Keines, ausser man heisst Man City oder so. Alle anderen fangen ständig neu an, weil im Sommer das halbe Kader gewechselt wird.
So läuft es im modernen Fussball.
Ich behaupte mal auch Thun kann das nicht. Die besten wollen weiter..und mehr Geld verdienen als Thun bezahlen kann.. Bin gespannt wann da wer weg ist, aber wenn die so weitermachen gibts Ausverkauf im Sommer.
Re: Finanzen des FCB - Diskussion
JackR hat geschrieben: 05.01.2026, 16:37Schatschiri hat geschrieben: 05.01.2026, 16:29Basilou hat geschrieben: 05.01.2026, 15:56
Auch die Stricher haben im Hintergrund eine Familie Canepa, die bei Bedarf halt mal das Portemonnaie aufmacht. Was der Verein daraus macht, ist natürlich wieder ein anderes Thema. Und es muss ja auch nicht direkt für neue Spieler sein, aber wenn man im Hintergrund jemanden hat, der Defizite deckt, dann kann man die Transfer-Erlöse eben wieder für Transfers ausgeben.
Das Budget und die Transferausgaben sind trotzdem einiges höher als beim FCZ zum Beispiel. Das ist einfach eine Geldvrbrennmaschinerie die Canepa betreibt. Da ist Degen schon der bessere Businessmann und nutzt den Ruf des FCB gekonnt aus.
Komische Erwartungshaltung. Geld kauft dir keine Garantie für einen Titel oder einen Platz vor Team X in der Saison. Es platziert dich aber mittel- bis langfristig vor allen den anderen Teams mit weniger Geld (siehe Vergleiche von PL und La Liga über die letzten 20 Jahre). JETZT ist Thun auf Platz 1, wird sogar Meister. Easy. Aber können sie das auch 3-4 Saisons lang halten? Nie im Leben - 0 Chance, weil eben das Geld fehlt. Der FCB und YB könnten dies als einzige Vereine in der CH.
Summasummarum: Es bringt absolut nichts einen Vergleich mit einem One-Hit-Wonder Verein zu ziehen auf genau eine Saison bezogen. Dass man im Sommer besser hätte agieren können, möchte ich nicht bestreiten. Aber dieser Vergleich ist wirklich hinten und vorne falsch.

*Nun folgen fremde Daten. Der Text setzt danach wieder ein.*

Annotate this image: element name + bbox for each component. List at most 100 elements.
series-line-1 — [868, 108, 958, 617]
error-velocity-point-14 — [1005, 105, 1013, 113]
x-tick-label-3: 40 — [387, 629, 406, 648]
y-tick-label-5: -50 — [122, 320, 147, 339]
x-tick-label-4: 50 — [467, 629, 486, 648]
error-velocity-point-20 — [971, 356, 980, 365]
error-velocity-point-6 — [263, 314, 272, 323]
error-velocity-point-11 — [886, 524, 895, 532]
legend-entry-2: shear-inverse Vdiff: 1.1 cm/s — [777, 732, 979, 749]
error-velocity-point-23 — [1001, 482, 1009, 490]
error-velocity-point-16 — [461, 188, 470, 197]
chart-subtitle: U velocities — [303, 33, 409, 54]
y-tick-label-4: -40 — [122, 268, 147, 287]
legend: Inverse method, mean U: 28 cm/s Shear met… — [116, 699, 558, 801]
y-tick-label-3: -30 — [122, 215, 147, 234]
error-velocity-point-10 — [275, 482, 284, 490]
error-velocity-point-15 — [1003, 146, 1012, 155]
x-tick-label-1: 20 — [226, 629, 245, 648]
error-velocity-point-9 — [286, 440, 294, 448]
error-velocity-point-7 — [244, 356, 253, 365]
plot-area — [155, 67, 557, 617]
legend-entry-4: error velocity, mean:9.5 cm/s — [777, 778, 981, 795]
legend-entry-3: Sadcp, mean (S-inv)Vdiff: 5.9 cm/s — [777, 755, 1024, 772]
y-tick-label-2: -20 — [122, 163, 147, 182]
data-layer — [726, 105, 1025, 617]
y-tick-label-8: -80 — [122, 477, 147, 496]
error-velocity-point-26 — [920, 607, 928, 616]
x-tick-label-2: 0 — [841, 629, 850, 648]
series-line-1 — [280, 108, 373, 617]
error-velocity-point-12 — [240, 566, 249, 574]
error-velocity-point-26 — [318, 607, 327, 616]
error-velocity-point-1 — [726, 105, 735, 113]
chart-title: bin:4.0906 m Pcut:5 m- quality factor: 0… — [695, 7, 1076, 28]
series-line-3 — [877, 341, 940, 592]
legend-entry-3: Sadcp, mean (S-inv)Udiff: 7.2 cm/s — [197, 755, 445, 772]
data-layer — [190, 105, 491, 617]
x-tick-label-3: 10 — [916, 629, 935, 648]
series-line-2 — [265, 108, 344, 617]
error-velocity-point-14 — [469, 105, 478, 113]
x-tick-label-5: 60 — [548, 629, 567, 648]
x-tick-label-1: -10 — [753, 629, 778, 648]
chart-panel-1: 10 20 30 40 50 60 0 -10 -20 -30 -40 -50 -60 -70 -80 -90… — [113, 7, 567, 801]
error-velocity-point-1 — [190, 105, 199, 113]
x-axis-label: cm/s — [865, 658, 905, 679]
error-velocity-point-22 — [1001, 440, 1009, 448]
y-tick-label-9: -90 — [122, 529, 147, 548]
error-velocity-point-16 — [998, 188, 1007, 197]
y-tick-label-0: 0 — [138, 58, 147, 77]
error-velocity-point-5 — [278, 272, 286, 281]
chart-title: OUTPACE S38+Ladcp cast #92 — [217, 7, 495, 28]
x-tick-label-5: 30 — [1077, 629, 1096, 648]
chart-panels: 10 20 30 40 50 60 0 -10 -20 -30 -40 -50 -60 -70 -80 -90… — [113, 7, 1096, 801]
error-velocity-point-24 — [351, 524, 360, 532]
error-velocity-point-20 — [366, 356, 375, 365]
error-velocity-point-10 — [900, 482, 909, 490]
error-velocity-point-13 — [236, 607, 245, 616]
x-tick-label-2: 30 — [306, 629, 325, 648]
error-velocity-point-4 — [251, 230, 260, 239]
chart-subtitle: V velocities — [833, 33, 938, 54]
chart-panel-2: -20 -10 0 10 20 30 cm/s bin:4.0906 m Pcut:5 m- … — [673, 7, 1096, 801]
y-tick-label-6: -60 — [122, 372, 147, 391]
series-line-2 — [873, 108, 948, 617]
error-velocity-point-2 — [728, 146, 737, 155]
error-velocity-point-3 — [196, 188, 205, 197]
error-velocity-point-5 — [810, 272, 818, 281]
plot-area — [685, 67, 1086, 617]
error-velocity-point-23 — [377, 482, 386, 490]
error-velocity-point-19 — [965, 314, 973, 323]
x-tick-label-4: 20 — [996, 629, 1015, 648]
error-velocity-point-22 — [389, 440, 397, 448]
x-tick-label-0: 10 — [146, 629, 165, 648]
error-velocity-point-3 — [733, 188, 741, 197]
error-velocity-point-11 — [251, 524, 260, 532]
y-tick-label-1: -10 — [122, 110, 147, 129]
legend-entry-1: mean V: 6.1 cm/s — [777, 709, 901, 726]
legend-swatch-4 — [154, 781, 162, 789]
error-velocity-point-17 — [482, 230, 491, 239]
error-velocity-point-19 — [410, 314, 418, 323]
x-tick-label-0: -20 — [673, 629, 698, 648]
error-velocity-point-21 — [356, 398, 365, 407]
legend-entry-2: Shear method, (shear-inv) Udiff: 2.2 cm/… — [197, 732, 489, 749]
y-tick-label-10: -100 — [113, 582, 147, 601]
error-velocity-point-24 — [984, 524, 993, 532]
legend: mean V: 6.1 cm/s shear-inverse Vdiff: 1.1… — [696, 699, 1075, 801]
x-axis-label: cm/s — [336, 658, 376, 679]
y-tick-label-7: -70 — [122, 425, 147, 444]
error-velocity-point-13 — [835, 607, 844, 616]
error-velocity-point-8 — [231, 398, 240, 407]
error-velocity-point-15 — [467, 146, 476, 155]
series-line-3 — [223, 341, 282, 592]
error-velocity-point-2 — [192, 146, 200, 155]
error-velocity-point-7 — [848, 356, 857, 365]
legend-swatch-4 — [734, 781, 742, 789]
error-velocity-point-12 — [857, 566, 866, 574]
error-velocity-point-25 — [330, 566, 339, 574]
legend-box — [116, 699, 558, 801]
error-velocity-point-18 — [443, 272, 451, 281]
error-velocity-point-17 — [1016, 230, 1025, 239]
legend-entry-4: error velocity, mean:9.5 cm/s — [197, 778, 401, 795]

Ja ich stimme dir zu Thun wird das wahrscheinlich nicht ein 2 mal schaffen. Trotz dem kleineren Budget haben sie Stürmer die Tore schiessen und konnten eigene Jungen integrieren und sind dazu auf dem 1 Platz. Also da läuft doch etwas Falsch aus unserer sicht wir haben junge Spieler aus dem Ausland für mehrere Millionen aber ein Stürmer haben wir trotzdem nicht?
Der Fcb macht viel richtig und hat sich gesteigert in vielem und ich denke im laufe der Zeit werden wir langfristig oben stehen in wahrscheinlich allen Bereichen aber das verstehe ich wirklich nicht.. auch wnen ich die Strategie Talente ausbilden gut finde sollte man auch langfristig denken mit eigenen Talenten und eine Gesunde Balance finden die sehe ich noch nicht in manchen Bereichen. Ist mur meine Meinung kann jeder anders sehen.